Security researchers at HiddenLayer spotted the malicious repository under the namespace “Open-OSS/privacy-filter.” It was a typosquat of OpenAI’s genuine Privacy Filter model, which was released last month.

The fake listing copied OpenAI’s model card and tacked on instructions telling users to clone the repo and run the script.

Attackers used a fake OpenAI Privacy Filter

OpenAI’s real Privacy Filter is an open weight model that detects and redacts personally identifiable information in text.

The genuine release was under an Apache 2.0 license through both Hugging Face and GitHub. Developers expected to find runnable code and setup scripts in the real repo.

But attackers exploited developers’ expectations. They published a lookalike repository under a different namespace with familiar branding and almost identical documentation.

A Python file named loader, that looked like normal model loading code, had a fake DummyModel class and fake training output.

The script had a function that disabled SSL verification, decoded a secret URL, and received a command from JSON Keeper. JSON Keeper is a public JSON paste service. It lets the attacker swap payloads without interacting the repository.

The command started a hidden Windows PowerShell process. A batch script that imitates a blockchain analytics API, tried to increase privileges.

It tried to add Microsoft Defender exclusions for the payload directory. The comman then released the finished binary via a one time scheduled job that looked like a Microsoft Edge updater.

Next, a 1.07 MB Rust executable was delivered. It extracted browser data, Discord tokens, crypto wallet files, SSH, FTP, and VPN credentials. Stolen data got sent to a command-and-control (C2) server.

The malware also evaded virtual machines, sandboxes, and debuggers in case researchers setup an automated analysis.

Fake OpenAI repo hits 244K downloads, ships crypto wallet stealer.A screenshot of the fake OpenAI repository. Source: HiddenLayer.

The 244,000 downloads does not mean confirmed infections. Its unknown how many users executed the malicious files.

Neither OpenAI nor Hugging Face had issued a public statement. The available evidence points to platform impersonation only. There’s no compromise of either OpenAI or Hugging Face.

OpenAI’s Privacy Filter launch generated search traffic from developers.

Steps for anyone who cloned the repo

Anyone who cloned the repository and ran the malicious scripts should consider their Windows machin compromised. Reimaging the machine is only effective solution in removing the malacious files.

Logging into any account on the affected machine risks further exposure.

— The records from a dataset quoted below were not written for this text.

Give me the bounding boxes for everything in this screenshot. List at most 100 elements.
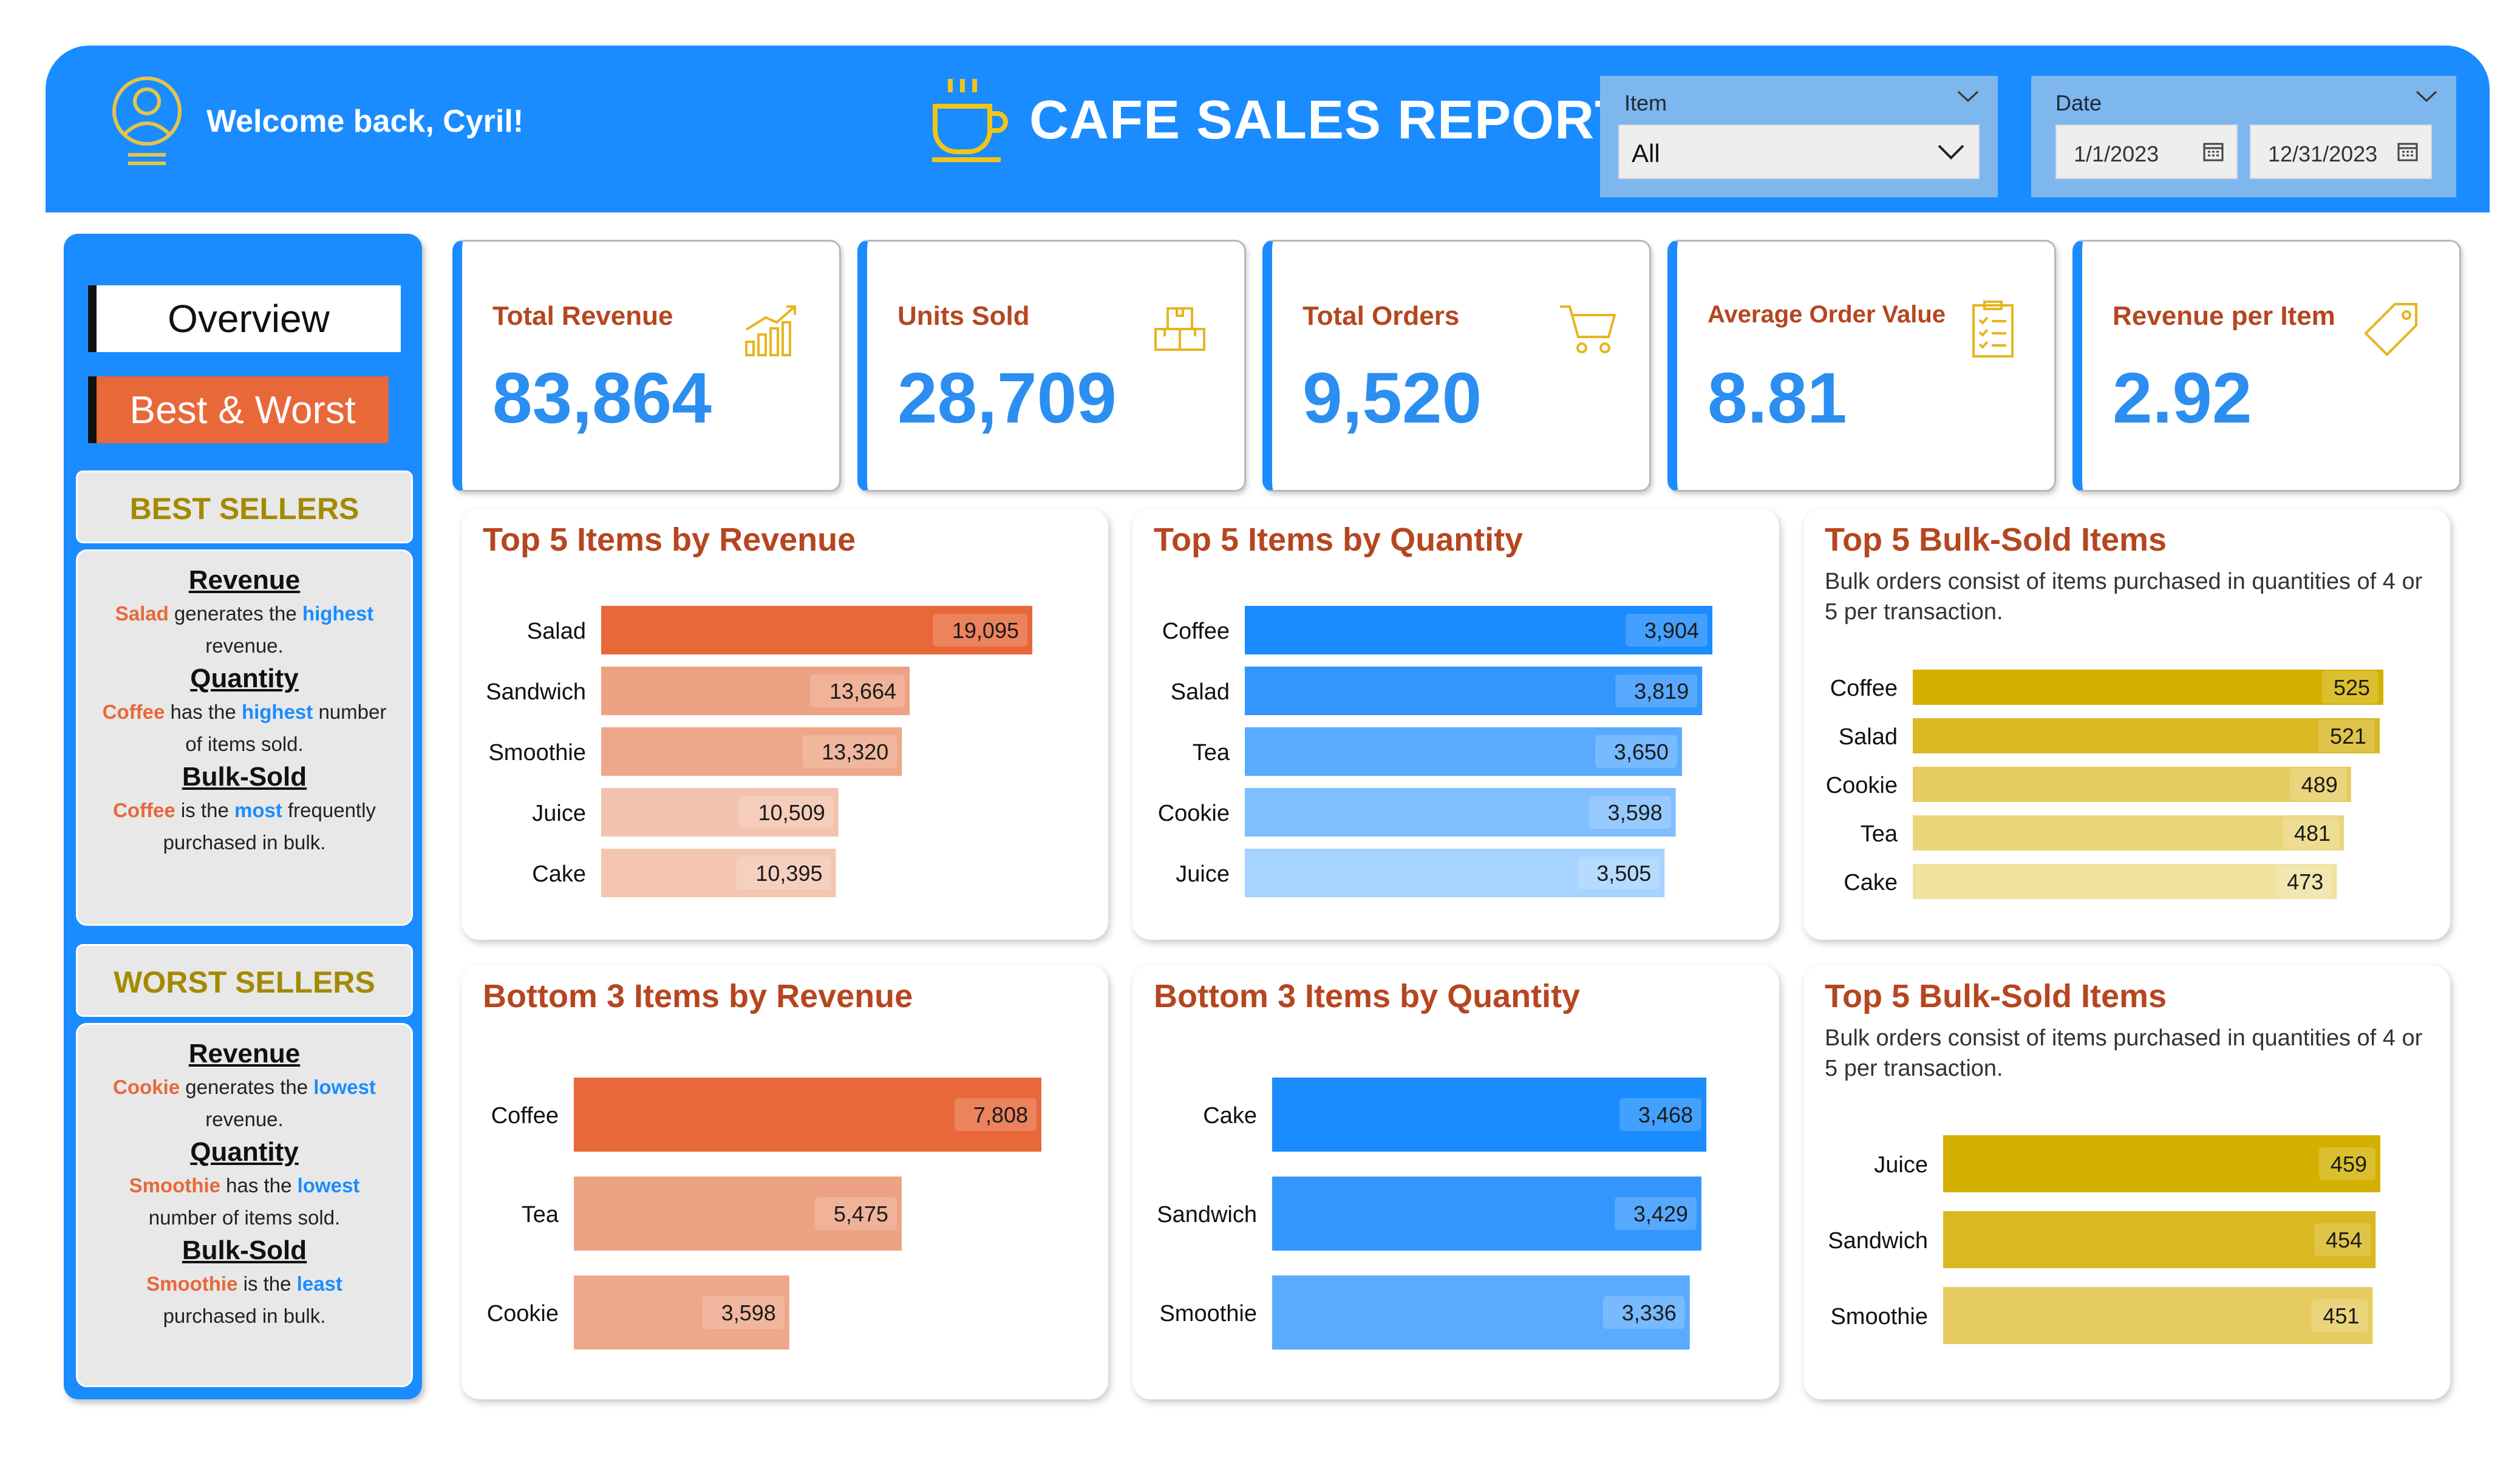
category-label: Sandwich	[1828, 1228, 1928, 1254]
data-label: 3,468	[1638, 1102, 1693, 1127]
category-label: Tea	[1861, 821, 1898, 847]
start-date-value: 1/1/2023	[2074, 141, 2159, 166]
data-label: 3,650	[1614, 739, 1669, 764]
kpi-value: 83,864	[492, 358, 712, 438]
chevron-down-icon	[1938, 144, 1964, 160]
clipboard-icon	[1972, 301, 2014, 358]
chevron-down-icon[interactable]	[2415, 89, 2438, 104]
worst-quantity-title: Quantity	[190, 1137, 299, 1167]
kpi-card-average-order-value: Average Order Value 8.81	[1667, 240, 2056, 492]
overview-nav-button[interactable]: Overview	[88, 285, 401, 352]
worst-revenue-title: Revenue	[188, 1039, 301, 1068]
sidebar: Overview Best & Worst BEST SELLERS Reven…	[64, 234, 422, 1399]
best-revenue-text-end: revenue.	[205, 634, 284, 657]
bar[interactable]	[1913, 718, 2380, 753]
worst-bulk-title: Bulk-Sold	[182, 1235, 307, 1265]
data-label: 451	[2323, 1303, 2359, 1328]
category-label: Juice	[1874, 1152, 1928, 1178]
category-label: Tea	[1193, 740, 1230, 766]
bar-chart: Cake 3,468 Sandwich 3,429 Smoothie 3,336	[1157, 1078, 1706, 1350]
category-label: Juice	[532, 801, 586, 826]
category-label: Salad	[1171, 679, 1230, 705]
date-slicer: Date 1/1/2023 12/31/2023	[2031, 76, 2456, 197]
data-label: 3,336	[1622, 1300, 1677, 1325]
chart-panel-top5-revenue: Top 5 Items by Revenue Salad 19,095 Sandwi…	[461, 509, 1108, 940]
data-label: 10,509	[758, 800, 825, 825]
category-label: Sandwich	[1157, 1202, 1257, 1228]
user-avatar-icon	[112, 76, 182, 165]
best-quantity-text-end: of items sold.	[185, 733, 304, 755]
bar-chart: Salad 19,095 Sandwich 13,664 Smoothie 13,320 J…	[486, 606, 1032, 897]
best-revenue-title: Revenue	[188, 565, 301, 595]
data-label: 3,819	[1634, 679, 1689, 704]
category-label: Smoothie	[488, 740, 586, 766]
bar[interactable]	[1913, 670, 2383, 705]
worst-sellers-heading: WORST SELLERS	[76, 944, 413, 1017]
category-label: Juice	[1176, 861, 1230, 887]
calendar-icon[interactable]	[2202, 140, 2224, 162]
kpi-card-revenue-per-item: Revenue per Item 2.92	[2072, 240, 2461, 492]
worst-quantity-text: Smoothie has the lowest	[129, 1174, 360, 1197]
kpi-card-total-orders: Total Orders 9,520	[1262, 240, 1651, 492]
category-label: Smoothie	[1159, 1301, 1257, 1326]
category-label: Cake	[532, 861, 586, 887]
data-label: 19,095	[952, 618, 1019, 643]
kpi-value: 28,709	[897, 358, 1117, 438]
start-date-input[interactable]: 1/1/2023	[2055, 124, 2238, 179]
data-label: 13,320	[822, 739, 888, 764]
data-label: 473	[2287, 869, 2323, 894]
bar-chart-icon	[745, 305, 796, 356]
item-slicer: Item All	[1600, 76, 1998, 197]
data-label: 521	[2330, 724, 2366, 749]
cart-icon	[1560, 305, 1616, 353]
data-label: 454	[2326, 1228, 2362, 1252]
chart-panel-bottom3-revenue: Bottom 3 Items by Revenue Coffee 7,808 Tea…	[461, 965, 1108, 1399]
calendar-icon[interactable]	[2397, 140, 2419, 162]
data-label: 489	[2301, 772, 2338, 797]
item-dropdown[interactable]: All	[1618, 124, 1980, 179]
category-label: Coffee	[1162, 619, 1230, 644]
tag-icon	[2364, 303, 2417, 356]
chevron-down-icon[interactable]	[1956, 89, 1980, 104]
category-label: Cake	[1844, 870, 1898, 895]
data-label: 10,395	[755, 861, 822, 886]
chart-panel-top5-quantity: Top 5 Items by Quantity Coffee 3,904 Salad…	[1132, 509, 1779, 940]
chart-panel-bulk-3: Top 5 Bulk-Sold Items Bulk orders consis…	[1803, 965, 2450, 1399]
bar[interactable]	[1913, 864, 2337, 899]
bar-chart: Coffee 3,904 Salad 3,819 Tea 3,650 Cookie 3,598…	[1158, 606, 1712, 897]
end-date-input[interactable]: 12/31/2023	[2250, 124, 2432, 179]
report-title: CAFE SALES REPORT	[1029, 90, 1629, 151]
kpi-label: Units Sold	[897, 301, 1030, 331]
data-label: 525	[2334, 675, 2370, 700]
bar[interactable]	[1913, 767, 2351, 802]
best-sellers-heading: BEST SELLERS	[76, 470, 413, 543]
category-label: Coffee	[1830, 676, 1898, 701]
worst-bulk-text: Smoothie is the least	[146, 1272, 342, 1295]
data-label: 3,904	[1644, 618, 1699, 643]
bar[interactable]	[1943, 1135, 2380, 1192]
category-label: Tea	[522, 1202, 559, 1228]
end-date-value: 12/31/2023	[2268, 141, 2378, 166]
best-worst-nav-button[interactable]: Best & Worst	[88, 376, 389, 443]
kpi-label: Total Orders	[1303, 301, 1460, 331]
bar-chart: Coffee 7,808 Tea 5,475 Cookie 3,598	[487, 1078, 1041, 1350]
best-bulk-title: Bulk-Sold	[182, 762, 307, 792]
bar[interactable]	[1913, 815, 2345, 851]
worst-revenue-text: Cookie generates the lowest	[113, 1076, 376, 1098]
category-label: Sandwich	[486, 679, 586, 705]
worst-sellers-summary: Revenue Cookie generates the lowest reve…	[76, 1023, 413, 1387]
category-label: Smoothie	[1830, 1304, 1928, 1330]
data-label: 5,475	[834, 1201, 888, 1226]
kpi-label: Average Order Value	[1708, 301, 1946, 328]
bar[interactable]	[1943, 1287, 2373, 1344]
data-label: 3,598	[721, 1300, 776, 1325]
bar[interactable]	[1943, 1211, 2376, 1268]
best-quantity-title: Quantity	[190, 664, 299, 693]
kpi-card-units-sold: Units Sold 28,709	[857, 240, 1246, 492]
data-label: 481	[2294, 821, 2331, 846]
item-dropdown-value: All	[1632, 139, 1660, 168]
chart-panel-bottom3-quantity: Bottom 3 Items by Quantity Cake 3,468 Sand…	[1132, 965, 1779, 1399]
best-revenue-text: Salad generates the highest	[115, 602, 374, 625]
item-slicer-label: Item	[1624, 90, 1667, 115]
best-bulk-text-end: purchased in bulk.	[163, 831, 326, 854]
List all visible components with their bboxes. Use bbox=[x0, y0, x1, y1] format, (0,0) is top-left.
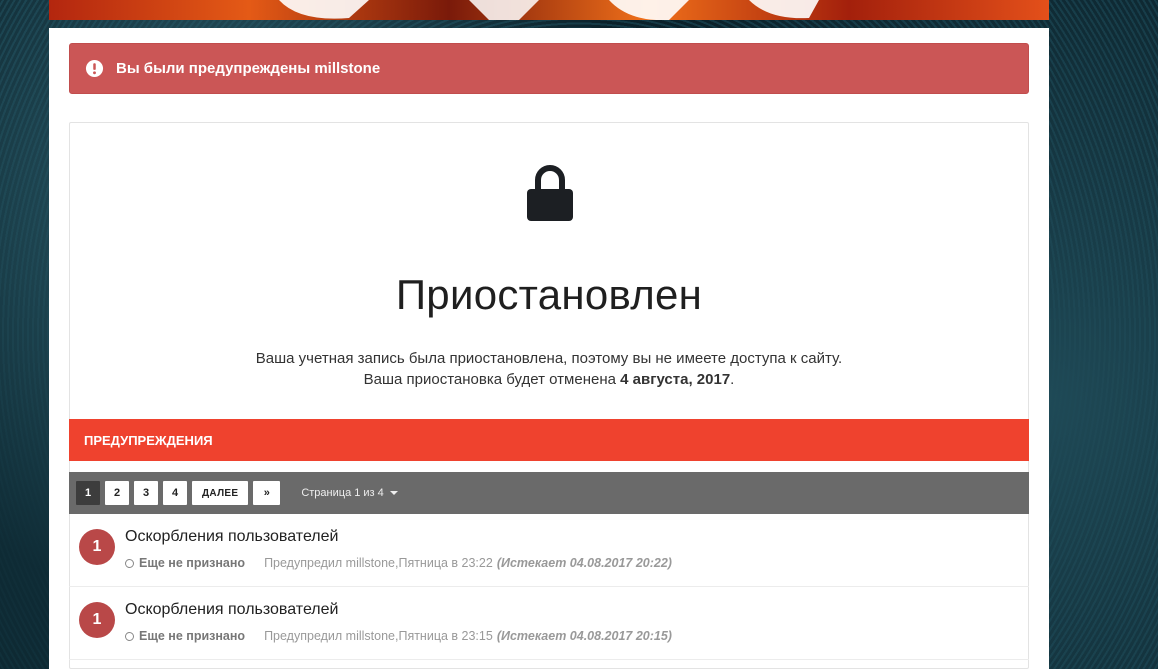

Security researchers recommend rotating every credential stored in browsers, password managers, or credential stores on the device. That includes saved passwords, session cookies, OAuth tokens, SSH keys, and cloud provider tokens.

Crypto funds should be moved to a new wallet created on a healthy device.

In March, security researchers identified a malicious npm package disguised as an installer for the AI tool OpenClaw. It targeted system passwords and crypto wallets. That package, named GhostLoader, installed itself as a hidden telemetry service and scanned for AI agent credential stores.